Les banques à court de liquidité

Le spécialiste explique qu’étant donné que les banques prêtent à l’Etat, elles ont de moins en moins de liquidité. C’est le début du cercle vicieux, les banques vont emprunter à la Banque Centrale qui les alimentent en liquidité sans plafond,

"Chaque mardi, les banques vont emprunter de l’argent à la Banque Centrale et les rembourser le mardi d’après.

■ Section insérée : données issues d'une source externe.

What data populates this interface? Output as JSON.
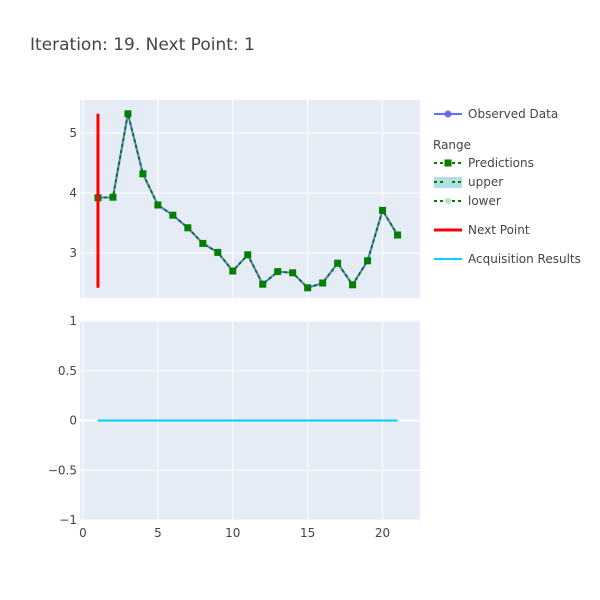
{
  "title": "Iteration: 19. Next Point: 1",
  "colors": {
    "observed": "#636efa",
    "predictions": "#007f00",
    "range_fill": "#b0e0e6",
    "next_point": "#ff0000",
    "acquisition": "#00cfff",
    "plot_bg": "#e5ecf6",
    "grid": "#ffffff"
  },
  "legend": {
    "observed": "Observed Data",
    "range_title": "Range",
    "predictions": "Predictions",
    "upper": "upper",
    "lower": "lower",
    "next_point": "Next Point",
    "acquisition": "Acquisition Results"
  },
  "chart_data": [
    {
      "type": "line",
      "panel": "top",
      "xlim": [
        -0.2,
        22.5
      ],
      "ylim": [
        2.25,
        5.55
      ],
      "xticks": [
        0,
        5,
        10,
        15,
        20
      ],
      "yticks": [
        3,
        4,
        5
      ],
      "xtick_labels_shown": false,
      "series": [
        {
          "name": "Observed Data",
          "x": [
            1,
            2,
            3,
            4,
            5,
            6,
            7,
            8,
            9,
            10,
            11,
            12,
            13,
            14,
            15,
            16,
            17,
            18,
            19,
            20,
            21
          ],
          "y": [
            3.92,
            3.93,
            5.32,
            4.32,
            3.8,
            3.63,
            3.42,
            3.16,
            3.01,
            2.7,
            2.97,
            2.48,
            2.69,
            2.67,
            2.42,
            2.5,
            2.83,
            2.47,
            2.87,
            3.71,
            3.3
          ]
        },
        {
          "name": "Predictions",
          "x": [
            1,
            2,
            3,
            4,
            5,
            6,
            7,
            8,
            9,
            10,
            11,
            12,
            13,
            14,
            15,
            16,
            17,
            18,
            19,
            20,
            21
          ],
          "y": [
            3.92,
            3.93,
            5.32,
            4.32,
            3.8,
            3.63,
            3.42,
            3.16,
            3.01,
            2.7,
            2.97,
            2.48,
            2.69,
            2.67,
            2.42,
            2.5,
            2.83,
            2.47,
            2.87,
            3.71,
            3.3
          ]
        },
        {
          "name": "upper",
          "x": [
            1,
            2,
            3,
            4,
            5,
            6,
            7,
            8,
            9,
            10,
            11,
            12,
            13,
            14,
            15,
            16,
            17,
            18,
            19,
            20,
            21
          ],
          "y": [
            3.92,
            3.93,
            5.32,
            4.32,
            3.8,
            3.63,
            3.42,
            3.16,
            3.01,
            2.7,
            2.97,
            2.48,
            2.69,
            2.67,
            2.42,
            2.5,
            2.83,
            2.47,
            2.87,
            3.71,
            3.3
          ]
        },
        {
          "name": "lower",
          "x": [
            1,
            2,
            3,
            4,
            5,
            6,
            7,
            8,
            9,
            10,
            11,
            12,
            13,
            14,
            15,
            16,
            17,
            18,
            19,
            20,
            21
          ],
          "y": [
            3.92,
            3.93,
            5.32,
            4.32,
            3.8,
            3.63,
            3.42,
            3.16,
            3.01,
            2.7,
            2.97,
            2.48,
            2.69,
            2.67,
            2.42,
            2.5,
            2.83,
            2.47,
            2.87,
            3.71,
            3.3
          ]
        },
        {
          "name": "Next Point",
          "x": [
            1,
            1
          ],
          "y": [
            2.42,
            5.32
          ]
        }
      ]
    },
    {
      "type": "line",
      "panel": "bottom",
      "xlim": [
        -0.2,
        22.5
      ],
      "ylim": [
        -1,
        1
      ],
      "xticks": [
        0,
        5,
        10,
        15,
        20
      ],
      "yticks": [
        -1,
        -0.5,
        0,
        0.5,
        1
      ],
      "xtick_labels": [
        "0",
        "5",
        "10",
        "15",
        "20"
      ],
      "ytick_labels": [
        "−1",
        "−0.5",
        "0",
        "0.5",
        "1"
      ],
      "series": [
        {
          "name": "Acquisition Results",
          "x": [
            1,
            21
          ],
          "y": [
            0,
            0
          ]
        }
      ]
    }
  ]
}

La semaine dernière les banques ont emprunté 7500 millions de dinars à la BCT" précise-t-il.

Importante masse monétaire en circulation

Selon Alaya, la masse considérable d’argent en circulation est causée, justement par ce cercle vicieux de prêts de la Banque Centrale aux banques.

"La quantité de monnaie fiduciaire en circulation a atteint les 10 mille millions de dinars soit le double d’il y a 6 ou 7 ans " souligne-t-il.

Planche à billets : Attention aux risques

L’économiste explique qu’alors que la quantité de monnaie en circulation augmente, les marchandises, la richesse et la production stagnent. La production n’a pas dépassé les 20% et c’est ce déséquilibre qui provoque l’inflation.

La planche à billets est donc en marche en Tunisie et en accélération vue la morosité de la situation. Toutefois, selon Alaya le problème étant que les banques en empruntant de l’argent ne prêtent pas aux particuliers, aux entreprises et aux porteurs de projets, elles prêtent à l’Etat.

La Banque Centrale doit apprendre à dire STOP

L'économiste rappelle que le fait d'imposer aux banques en leur prêtant de l’argent, de prêter à leur tour aux particuliers et aux entrepreneurs fait partie des prérogatives de la BCT.

"Le pouvoir financier de la banque centrale peut imposer aux banques de ne pas prêter seulement à l’Etat, c’est la loi de l’indépendance de la BCT, que nous avons votée qui le dispose ", conclut-il.

Pour rappel, d'autres économistes à l'instar d'Achraf Ayedi et Nader Hadded ont proposé des solutions de sortie de la crise économique. Ce dernier a proposé de changer la monnaie tunisienne par une autre monnaie afin de lutter contre la corruption et le terrorisme, Nader Hadded a, quant à lui, proposé, la mise en place d’une loi obligeant les Tunisiens à payer par chèques ou cartes bancaires, les achats ou prestations de plus de 1000 dinars.